Log into the puppet master server and run below command to view outstanding requests.
[root@hackthesec server ~]# puppet cert list
"server.hackthesec.local" (SHA256) 35:D1:B5:67:52:1C:1C:BH:6H:DD:3C:2E:B0:28:D7:15:52:95:32:95:1F:37:29:2G:5F:D7:4C:F5:DB:94:A1:B2
Run puppet cert sign to sign a request, or puppet cert sign –all to sign all pending requests.
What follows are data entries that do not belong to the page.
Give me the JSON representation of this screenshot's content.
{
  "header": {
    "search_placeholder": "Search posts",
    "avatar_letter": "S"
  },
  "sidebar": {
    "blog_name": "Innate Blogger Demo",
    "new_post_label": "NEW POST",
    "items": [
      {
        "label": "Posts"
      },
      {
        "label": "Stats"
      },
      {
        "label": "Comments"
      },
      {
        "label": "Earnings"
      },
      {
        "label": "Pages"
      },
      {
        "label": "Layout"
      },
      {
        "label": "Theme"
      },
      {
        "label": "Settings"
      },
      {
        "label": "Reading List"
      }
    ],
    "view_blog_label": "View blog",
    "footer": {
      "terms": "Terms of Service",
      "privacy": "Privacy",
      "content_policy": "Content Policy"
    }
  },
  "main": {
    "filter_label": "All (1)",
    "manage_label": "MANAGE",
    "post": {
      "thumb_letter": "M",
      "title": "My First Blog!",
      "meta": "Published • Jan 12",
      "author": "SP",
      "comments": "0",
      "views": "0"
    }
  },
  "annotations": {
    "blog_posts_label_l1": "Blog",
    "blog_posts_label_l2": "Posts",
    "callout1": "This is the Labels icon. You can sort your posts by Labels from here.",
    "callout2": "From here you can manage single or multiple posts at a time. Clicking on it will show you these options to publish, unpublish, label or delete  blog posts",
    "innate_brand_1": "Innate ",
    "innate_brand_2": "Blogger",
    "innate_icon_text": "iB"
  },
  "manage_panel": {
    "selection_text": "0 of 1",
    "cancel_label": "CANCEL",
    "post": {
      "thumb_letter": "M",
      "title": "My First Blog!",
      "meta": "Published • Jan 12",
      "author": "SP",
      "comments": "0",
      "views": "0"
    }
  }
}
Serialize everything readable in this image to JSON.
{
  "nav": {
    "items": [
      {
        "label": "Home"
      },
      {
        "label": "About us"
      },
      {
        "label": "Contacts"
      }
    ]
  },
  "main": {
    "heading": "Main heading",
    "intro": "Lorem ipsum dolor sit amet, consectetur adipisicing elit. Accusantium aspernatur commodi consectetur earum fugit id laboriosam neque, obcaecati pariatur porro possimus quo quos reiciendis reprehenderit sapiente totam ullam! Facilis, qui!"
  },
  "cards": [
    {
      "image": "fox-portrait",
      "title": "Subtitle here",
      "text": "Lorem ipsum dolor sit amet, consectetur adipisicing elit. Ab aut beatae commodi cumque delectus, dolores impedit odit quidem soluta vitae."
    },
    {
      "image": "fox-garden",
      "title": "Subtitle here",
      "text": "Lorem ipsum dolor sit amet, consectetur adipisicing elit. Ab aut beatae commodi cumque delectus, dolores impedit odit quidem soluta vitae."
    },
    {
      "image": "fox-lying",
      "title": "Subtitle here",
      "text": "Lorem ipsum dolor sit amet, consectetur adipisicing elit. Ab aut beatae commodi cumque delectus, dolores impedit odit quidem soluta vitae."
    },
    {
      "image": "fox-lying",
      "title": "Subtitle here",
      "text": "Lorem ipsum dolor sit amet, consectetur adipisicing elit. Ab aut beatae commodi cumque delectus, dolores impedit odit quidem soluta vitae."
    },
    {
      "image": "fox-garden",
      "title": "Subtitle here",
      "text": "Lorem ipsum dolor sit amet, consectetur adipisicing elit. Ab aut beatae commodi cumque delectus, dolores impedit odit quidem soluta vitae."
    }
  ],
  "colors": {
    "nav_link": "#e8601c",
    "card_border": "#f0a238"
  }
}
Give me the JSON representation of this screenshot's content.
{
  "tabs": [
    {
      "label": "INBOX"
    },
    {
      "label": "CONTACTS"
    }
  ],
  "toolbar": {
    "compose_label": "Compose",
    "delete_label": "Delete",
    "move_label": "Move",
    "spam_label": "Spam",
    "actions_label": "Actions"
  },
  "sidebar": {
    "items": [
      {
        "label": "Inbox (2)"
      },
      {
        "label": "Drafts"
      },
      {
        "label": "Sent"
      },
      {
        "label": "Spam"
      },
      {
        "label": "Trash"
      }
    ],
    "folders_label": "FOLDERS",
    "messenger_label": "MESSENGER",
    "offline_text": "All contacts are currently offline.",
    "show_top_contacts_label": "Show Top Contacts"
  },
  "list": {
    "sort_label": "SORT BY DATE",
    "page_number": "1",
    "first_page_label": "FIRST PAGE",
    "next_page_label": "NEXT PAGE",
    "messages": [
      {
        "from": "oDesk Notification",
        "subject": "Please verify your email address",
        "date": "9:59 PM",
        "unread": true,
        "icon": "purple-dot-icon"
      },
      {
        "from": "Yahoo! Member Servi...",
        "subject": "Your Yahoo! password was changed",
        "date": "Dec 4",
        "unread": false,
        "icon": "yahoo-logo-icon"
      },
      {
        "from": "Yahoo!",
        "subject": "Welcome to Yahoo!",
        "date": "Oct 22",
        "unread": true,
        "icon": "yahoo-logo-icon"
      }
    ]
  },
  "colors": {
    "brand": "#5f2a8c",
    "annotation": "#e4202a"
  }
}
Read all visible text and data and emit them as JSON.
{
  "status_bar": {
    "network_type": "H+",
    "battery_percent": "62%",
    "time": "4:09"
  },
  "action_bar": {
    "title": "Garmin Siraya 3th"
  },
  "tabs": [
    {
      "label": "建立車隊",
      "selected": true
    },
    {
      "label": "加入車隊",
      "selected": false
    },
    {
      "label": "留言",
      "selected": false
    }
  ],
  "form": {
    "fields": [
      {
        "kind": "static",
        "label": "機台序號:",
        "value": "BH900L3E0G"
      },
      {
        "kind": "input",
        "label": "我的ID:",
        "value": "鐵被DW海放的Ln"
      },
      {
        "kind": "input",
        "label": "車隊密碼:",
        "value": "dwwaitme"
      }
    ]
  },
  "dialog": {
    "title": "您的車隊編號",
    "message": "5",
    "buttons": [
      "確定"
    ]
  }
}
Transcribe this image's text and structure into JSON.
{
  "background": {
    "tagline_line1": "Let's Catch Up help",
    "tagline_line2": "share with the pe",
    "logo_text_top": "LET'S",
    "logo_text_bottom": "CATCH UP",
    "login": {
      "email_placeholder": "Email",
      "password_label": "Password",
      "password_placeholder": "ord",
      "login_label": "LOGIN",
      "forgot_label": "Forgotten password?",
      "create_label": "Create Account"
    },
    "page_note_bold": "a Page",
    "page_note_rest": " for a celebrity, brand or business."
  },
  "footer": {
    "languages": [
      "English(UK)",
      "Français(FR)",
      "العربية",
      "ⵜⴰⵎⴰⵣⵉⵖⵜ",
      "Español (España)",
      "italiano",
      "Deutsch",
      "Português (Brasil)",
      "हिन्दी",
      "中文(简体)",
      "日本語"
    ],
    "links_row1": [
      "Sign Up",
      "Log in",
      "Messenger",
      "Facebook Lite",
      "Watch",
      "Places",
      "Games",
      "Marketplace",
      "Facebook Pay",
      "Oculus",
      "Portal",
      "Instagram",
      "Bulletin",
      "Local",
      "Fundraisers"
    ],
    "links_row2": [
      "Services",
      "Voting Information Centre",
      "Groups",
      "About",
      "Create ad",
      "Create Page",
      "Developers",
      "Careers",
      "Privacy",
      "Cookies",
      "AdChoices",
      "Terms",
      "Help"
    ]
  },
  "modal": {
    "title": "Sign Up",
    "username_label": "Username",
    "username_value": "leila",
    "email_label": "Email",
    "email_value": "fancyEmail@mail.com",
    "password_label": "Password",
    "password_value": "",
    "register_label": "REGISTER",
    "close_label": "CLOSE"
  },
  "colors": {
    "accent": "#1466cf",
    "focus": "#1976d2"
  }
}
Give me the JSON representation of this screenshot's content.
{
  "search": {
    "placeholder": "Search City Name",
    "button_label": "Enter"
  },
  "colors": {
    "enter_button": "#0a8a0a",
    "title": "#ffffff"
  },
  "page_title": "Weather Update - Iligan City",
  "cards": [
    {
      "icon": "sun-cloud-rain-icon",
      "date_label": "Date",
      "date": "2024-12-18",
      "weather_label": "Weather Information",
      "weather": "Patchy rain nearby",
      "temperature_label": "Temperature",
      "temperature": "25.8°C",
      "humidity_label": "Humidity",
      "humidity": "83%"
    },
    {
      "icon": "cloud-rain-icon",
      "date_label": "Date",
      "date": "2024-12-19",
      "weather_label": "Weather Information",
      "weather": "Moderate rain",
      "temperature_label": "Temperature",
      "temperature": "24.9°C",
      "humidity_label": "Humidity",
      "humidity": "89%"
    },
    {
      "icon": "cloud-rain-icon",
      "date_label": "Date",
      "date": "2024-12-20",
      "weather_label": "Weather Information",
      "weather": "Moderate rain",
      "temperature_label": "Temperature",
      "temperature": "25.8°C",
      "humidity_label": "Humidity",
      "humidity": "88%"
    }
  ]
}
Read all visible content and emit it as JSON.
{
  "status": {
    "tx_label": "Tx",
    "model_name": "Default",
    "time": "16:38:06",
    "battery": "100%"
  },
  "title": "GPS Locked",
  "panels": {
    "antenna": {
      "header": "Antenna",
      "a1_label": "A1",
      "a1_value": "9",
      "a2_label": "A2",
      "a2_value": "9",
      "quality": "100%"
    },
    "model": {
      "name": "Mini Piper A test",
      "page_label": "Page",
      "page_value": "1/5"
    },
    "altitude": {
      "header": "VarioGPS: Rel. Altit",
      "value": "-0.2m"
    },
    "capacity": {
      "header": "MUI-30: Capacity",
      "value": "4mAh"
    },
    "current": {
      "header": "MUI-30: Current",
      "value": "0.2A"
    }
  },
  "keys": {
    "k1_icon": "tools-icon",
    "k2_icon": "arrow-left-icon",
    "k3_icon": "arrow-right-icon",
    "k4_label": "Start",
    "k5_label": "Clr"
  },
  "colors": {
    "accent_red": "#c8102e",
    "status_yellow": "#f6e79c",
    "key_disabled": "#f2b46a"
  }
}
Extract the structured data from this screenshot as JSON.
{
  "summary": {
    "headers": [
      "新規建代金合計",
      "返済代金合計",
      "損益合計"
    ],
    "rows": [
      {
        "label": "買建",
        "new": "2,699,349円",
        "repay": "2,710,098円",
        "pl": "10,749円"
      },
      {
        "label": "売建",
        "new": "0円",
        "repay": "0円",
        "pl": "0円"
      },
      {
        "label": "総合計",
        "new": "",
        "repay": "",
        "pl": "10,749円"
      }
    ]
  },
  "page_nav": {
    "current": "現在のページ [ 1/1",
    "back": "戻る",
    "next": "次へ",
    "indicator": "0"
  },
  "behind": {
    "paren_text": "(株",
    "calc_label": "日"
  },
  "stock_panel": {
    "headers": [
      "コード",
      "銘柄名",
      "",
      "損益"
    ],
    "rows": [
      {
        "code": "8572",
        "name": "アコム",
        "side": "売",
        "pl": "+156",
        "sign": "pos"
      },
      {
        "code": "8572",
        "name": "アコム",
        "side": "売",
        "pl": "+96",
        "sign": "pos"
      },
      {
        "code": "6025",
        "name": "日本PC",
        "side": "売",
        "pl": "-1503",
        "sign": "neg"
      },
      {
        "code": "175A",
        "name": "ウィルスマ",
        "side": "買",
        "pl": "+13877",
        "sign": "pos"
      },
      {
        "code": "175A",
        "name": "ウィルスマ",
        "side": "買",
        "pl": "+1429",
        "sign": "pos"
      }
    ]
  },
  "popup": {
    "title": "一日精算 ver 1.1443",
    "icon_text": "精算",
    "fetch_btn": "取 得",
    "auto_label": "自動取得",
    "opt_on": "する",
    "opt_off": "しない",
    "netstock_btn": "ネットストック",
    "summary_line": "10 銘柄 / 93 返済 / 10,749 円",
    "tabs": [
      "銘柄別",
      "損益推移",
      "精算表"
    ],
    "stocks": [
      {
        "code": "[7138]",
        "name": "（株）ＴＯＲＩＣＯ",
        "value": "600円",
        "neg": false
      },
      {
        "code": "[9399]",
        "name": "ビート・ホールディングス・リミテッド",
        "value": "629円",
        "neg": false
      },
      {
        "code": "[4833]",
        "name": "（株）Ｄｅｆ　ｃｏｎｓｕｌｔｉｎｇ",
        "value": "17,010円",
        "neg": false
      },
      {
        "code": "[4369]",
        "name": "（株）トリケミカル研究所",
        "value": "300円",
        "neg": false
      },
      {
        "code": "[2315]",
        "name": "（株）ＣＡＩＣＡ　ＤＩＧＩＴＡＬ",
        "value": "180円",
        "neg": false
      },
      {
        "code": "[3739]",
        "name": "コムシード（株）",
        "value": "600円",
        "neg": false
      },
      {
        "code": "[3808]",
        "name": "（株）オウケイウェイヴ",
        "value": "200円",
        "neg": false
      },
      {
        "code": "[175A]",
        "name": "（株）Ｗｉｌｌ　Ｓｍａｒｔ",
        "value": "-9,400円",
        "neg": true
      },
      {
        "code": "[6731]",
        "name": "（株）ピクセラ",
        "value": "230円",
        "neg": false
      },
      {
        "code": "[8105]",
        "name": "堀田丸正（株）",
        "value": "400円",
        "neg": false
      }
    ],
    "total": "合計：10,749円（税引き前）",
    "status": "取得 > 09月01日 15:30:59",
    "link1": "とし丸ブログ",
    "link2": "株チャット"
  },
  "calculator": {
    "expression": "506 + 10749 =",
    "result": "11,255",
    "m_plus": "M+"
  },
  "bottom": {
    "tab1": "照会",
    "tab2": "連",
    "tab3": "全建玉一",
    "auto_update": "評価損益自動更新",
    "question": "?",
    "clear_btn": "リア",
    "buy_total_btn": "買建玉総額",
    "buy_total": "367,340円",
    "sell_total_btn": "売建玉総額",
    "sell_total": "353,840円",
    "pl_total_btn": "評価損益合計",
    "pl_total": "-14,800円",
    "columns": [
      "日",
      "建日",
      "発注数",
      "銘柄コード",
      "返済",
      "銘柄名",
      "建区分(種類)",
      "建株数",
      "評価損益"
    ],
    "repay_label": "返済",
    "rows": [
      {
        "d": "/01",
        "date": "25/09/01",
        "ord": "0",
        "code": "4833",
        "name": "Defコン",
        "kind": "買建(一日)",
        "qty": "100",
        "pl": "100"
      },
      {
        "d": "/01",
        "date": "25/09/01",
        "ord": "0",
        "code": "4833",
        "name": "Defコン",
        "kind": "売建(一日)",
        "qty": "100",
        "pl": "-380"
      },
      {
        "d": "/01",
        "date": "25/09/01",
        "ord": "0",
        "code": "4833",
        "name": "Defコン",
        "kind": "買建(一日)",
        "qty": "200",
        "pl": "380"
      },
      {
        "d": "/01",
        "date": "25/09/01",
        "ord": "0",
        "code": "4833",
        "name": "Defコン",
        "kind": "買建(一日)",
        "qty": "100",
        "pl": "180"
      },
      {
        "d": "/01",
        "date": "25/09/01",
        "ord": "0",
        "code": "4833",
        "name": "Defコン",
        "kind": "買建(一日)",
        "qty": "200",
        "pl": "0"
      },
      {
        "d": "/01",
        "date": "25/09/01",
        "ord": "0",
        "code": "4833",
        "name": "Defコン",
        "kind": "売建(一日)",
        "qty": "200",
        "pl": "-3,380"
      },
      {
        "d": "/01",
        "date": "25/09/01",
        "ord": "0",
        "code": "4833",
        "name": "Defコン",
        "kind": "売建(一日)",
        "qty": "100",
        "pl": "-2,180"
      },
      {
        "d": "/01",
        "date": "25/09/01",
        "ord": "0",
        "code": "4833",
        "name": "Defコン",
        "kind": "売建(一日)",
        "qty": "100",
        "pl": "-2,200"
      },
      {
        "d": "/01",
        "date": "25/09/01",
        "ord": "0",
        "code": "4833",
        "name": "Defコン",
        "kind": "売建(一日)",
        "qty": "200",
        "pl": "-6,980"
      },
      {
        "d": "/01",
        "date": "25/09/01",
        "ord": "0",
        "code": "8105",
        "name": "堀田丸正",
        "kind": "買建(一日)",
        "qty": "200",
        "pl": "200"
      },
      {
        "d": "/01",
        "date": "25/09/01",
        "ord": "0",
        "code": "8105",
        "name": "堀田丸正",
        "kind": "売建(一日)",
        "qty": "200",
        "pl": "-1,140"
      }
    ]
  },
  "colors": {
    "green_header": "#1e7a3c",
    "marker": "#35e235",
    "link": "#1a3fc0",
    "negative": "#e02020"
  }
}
[root@hackthesec server ~]# puppet cert sign client.hackthesec.local
Notice: Signed certificate request for client.hackthesec.local
Notice: Removing file Puppet::SSL::CertificateRequest client.hackthesec.local at '/var/lib/puppet/ssl/ca/requests/client.hackthesec.local.pem'
Run the following command on client machine to check the certificate
[root@hackthesec client ~]# puppet agent -t
Info: Caching certificate for client.hackthesec.local
Info: Caching certificate_revocation_list for ca
Info: Caching certificate for client.hackthesec.local
Info: Retrieving pluginfacts
Info: Retrieving plugin
Info: Caching catalog for client.hackthesec.local
Info: Applying configuration version '1445401911'
Info: Creating state file /var/lib/puppet/state/state.yaml
Notice: Finished catalog run in 0.09 seconds
That’s All. Now, you have successfully configured puppet master and an agent.